P.S. I am aware that I can make the code ‘work’ by filling in a very large number for the bracket ‘boundary’ in the top bracket, but I do not consider this elegant coding.
Why community consensus is tight on this one
Across 303 Excel VBA entries in the archive, the accepted answer here holds niche answer (below median) status — meaning voters are unusually aligned on the right fix.
The Verified Solution — niche answer (below median) (+7)
4-line Excel VBA pattern (copy-ready)
You can use VBA’s IsMissing function to test for optional parameters.
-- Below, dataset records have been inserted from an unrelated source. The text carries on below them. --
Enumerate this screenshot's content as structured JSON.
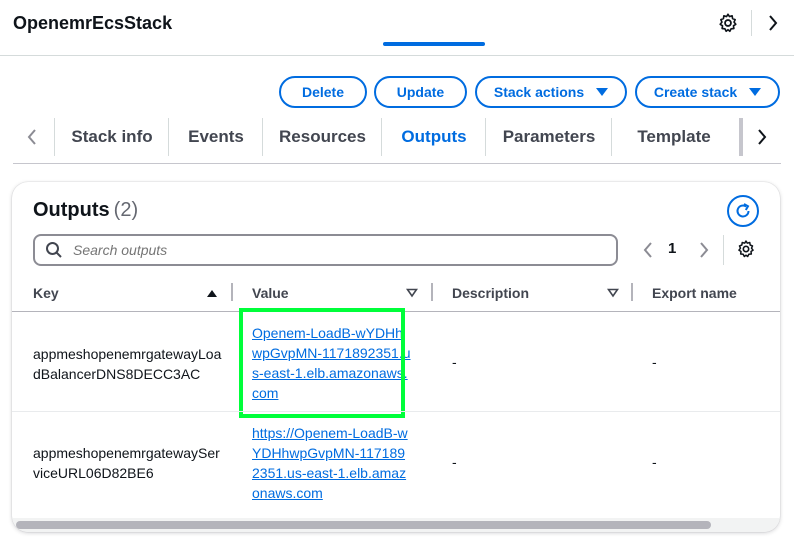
{
  "header": {
    "title": "OpenemrEcsStack"
  },
  "actions": {
    "delete_label": "Delete",
    "update_label": "Update",
    "stack_actions_label": "Stack actions",
    "create_stack_label": "Create stack"
  },
  "tabs": [
    {
      "label": "Stack info"
    },
    {
      "label": "Events"
    },
    {
      "label": "Resources"
    },
    {
      "label": "Outputs",
      "active": true
    },
    {
      "label": "Parameters"
    },
    {
      "label": "Template"
    }
  ],
  "outputs": {
    "title": "Outputs",
    "count": "(2)",
    "search_placeholder": "Search outputs",
    "page": "1",
    "columns": {
      "key": "Key",
      "value": "Value",
      "description": "Description",
      "export_name": "Export name"
    },
    "rows": [
      {
        "key": "appmeshopenemrgatewayLoadBalancerDNS8DECC3AC",
        "value": "Openem-LoadB-wYDHhwpGvpMN-1171892351.us-east-1.elb.amazonaws.com",
        "description": "-",
        "export_name": "-"
      },
      {
        "key": "appmeshopenemrgatewayServiceURL06D82BE6",
        "value": "https://Openem-LoadB-wYDHhwpGvpMN-1171892351.us-east-1.elb.amazonaws.com",
        "description": "-",
        "export_name": "-"
      }
    ]
  },
  "colors": {
    "accent": "#006ce0",
    "highlight": "#00ff3a",
    "text": "#0f141a"
  }
}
Here’s an example:
Public Sub OptionalArg(arg1, Optional arg2)
Debug.Print arg1; IIf(IsMissing(arg2), "missing", arg2)
End Sub
Test it like this:
Sub Test()
OptionalArg 1
OptionalArg 1, 2
End Sub
When to Use It — classic (2013–2016)
Ranked #223rd in its category — specialized fit
This pattern sits in the 98% tail relative to the top answer. Reach for it when your scenario closely matches the question title; otherwise browse the Excel VBA archive for a higher-consensus alternative.
What changed between 2013 and 2026
The answer is 13 years old. The Excel VBA object model has been stable across Office 2013, 2016, 2019, 2021, 365, and 2024/2026 LTSC, so the pattern still compiles. Changes that might affect you: 64-bit API declarations (use PtrSafe), blocked macros in downloaded files (Mark-of-the-Web), and the shift toward Office Scripts for web-first workflows.